The reason that I ask this is because I have recently defined the tensor product of $O_X$ modules $\mathscr{F}, \mathscr{G}$ (where $X$ is a ringed space) by defining the presheaf at each open set $U \subset X$ as $\mathscr{F}(U) \otimes_{O_X(U)} \mathscr{G}(U)$ and then sheafifying to obtain the tensor product in the category of $O_X$ modules.
However, I have read in many places that, like the module tensor product, this tensor product also characterizes bilinear maps $\mathscr{F} \times \mathscr{G} \to \mathscr{H}$ of $O_X$ modules. However, it is not entirely clear to me what this definition should be, and it seems that every place I look explicitly states that they won't define what it means.

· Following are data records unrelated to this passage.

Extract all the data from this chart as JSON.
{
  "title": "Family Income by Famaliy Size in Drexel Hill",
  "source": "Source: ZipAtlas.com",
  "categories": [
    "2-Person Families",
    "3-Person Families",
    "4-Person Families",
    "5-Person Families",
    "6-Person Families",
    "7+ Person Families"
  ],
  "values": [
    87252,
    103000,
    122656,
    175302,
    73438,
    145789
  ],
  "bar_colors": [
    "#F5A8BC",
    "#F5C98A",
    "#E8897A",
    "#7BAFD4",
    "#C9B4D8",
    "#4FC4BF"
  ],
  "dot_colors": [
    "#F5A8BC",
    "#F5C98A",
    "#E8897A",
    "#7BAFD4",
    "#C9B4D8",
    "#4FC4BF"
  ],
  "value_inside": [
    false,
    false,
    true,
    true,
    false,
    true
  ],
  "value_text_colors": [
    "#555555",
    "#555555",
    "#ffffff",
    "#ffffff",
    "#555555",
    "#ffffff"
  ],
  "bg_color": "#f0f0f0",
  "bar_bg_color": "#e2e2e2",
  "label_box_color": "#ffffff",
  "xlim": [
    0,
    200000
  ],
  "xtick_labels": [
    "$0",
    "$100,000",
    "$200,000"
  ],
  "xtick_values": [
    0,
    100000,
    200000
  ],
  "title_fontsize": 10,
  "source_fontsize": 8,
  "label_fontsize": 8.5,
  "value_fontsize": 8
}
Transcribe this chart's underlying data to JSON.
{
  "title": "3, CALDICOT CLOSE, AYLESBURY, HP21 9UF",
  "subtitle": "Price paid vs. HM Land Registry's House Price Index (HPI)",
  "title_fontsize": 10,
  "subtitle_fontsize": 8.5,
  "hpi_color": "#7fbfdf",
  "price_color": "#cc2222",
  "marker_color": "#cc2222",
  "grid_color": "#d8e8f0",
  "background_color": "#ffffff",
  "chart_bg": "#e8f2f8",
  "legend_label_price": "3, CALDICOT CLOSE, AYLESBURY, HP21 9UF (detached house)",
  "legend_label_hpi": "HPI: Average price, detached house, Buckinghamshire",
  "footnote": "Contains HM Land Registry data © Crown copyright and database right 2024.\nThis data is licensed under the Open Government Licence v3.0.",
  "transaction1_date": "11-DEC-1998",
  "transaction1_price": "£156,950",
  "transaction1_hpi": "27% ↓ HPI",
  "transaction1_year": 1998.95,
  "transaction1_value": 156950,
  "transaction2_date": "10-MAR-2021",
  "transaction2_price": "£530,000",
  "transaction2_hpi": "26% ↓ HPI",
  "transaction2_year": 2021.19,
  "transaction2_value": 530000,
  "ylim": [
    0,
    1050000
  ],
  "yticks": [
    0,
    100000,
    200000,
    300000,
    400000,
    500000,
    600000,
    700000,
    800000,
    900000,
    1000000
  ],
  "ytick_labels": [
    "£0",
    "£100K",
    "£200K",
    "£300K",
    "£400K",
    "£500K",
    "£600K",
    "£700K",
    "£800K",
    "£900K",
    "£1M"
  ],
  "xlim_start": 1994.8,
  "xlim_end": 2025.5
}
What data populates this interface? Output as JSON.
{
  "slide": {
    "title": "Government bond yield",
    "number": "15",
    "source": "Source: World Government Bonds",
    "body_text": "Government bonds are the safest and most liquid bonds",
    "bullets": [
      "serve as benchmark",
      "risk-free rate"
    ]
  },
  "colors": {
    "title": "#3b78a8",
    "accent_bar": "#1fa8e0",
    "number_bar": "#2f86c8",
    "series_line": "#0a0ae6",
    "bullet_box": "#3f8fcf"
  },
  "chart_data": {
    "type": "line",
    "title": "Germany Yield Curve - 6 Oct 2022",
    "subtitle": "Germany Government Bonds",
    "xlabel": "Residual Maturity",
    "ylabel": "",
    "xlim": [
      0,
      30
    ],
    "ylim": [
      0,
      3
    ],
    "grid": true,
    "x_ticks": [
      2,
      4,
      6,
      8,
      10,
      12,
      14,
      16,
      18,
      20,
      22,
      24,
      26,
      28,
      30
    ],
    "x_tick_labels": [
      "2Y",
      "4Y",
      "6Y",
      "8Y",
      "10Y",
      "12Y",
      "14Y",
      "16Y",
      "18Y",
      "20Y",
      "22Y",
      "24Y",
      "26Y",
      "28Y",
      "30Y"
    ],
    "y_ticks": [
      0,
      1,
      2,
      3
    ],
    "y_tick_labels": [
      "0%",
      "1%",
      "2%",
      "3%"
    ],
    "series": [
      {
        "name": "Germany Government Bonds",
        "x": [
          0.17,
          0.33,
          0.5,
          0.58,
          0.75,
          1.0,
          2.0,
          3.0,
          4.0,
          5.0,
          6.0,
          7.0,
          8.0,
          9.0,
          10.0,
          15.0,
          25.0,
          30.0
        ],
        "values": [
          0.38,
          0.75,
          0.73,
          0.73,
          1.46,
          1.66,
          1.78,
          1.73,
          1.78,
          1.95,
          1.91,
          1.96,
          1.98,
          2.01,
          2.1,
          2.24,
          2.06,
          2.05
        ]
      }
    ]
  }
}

This would simply be a morphism $\phi$ of sheaves of sets (which in general is almost certainly not $\mathscr{O}_X$-linear, nor even a morphism of sheaves of abelian groups) such that for any $U \subseteq X$ open, $\phi_U : \mathscr{F}(U) \times \mathscr{G}(U) \to \mathscr{H}(U)$ is $\mathscr{O}_X(U)$-bilinear, i.e. for any $x_1, x_2 \in \mathscr{F}(U)$, $y_1, y_2 \in \mathscr{G}(U)$, $a \in \mathscr{O}_X(U)$, we have: $$\phi_U(x_1 + x_2, y_1) = \phi_U(x_1, y_1) + \phi_U(x_2, y_1); \\ \phi_U(x_1, y_1 + y_2) = \phi_U(x_1, y_1) + \phi_U(x_1, y_2); \\ \phi_U(a x_1, y_1) = \phi_U(x_1, a y_1) = a \phi_U(x_1, y_1).$$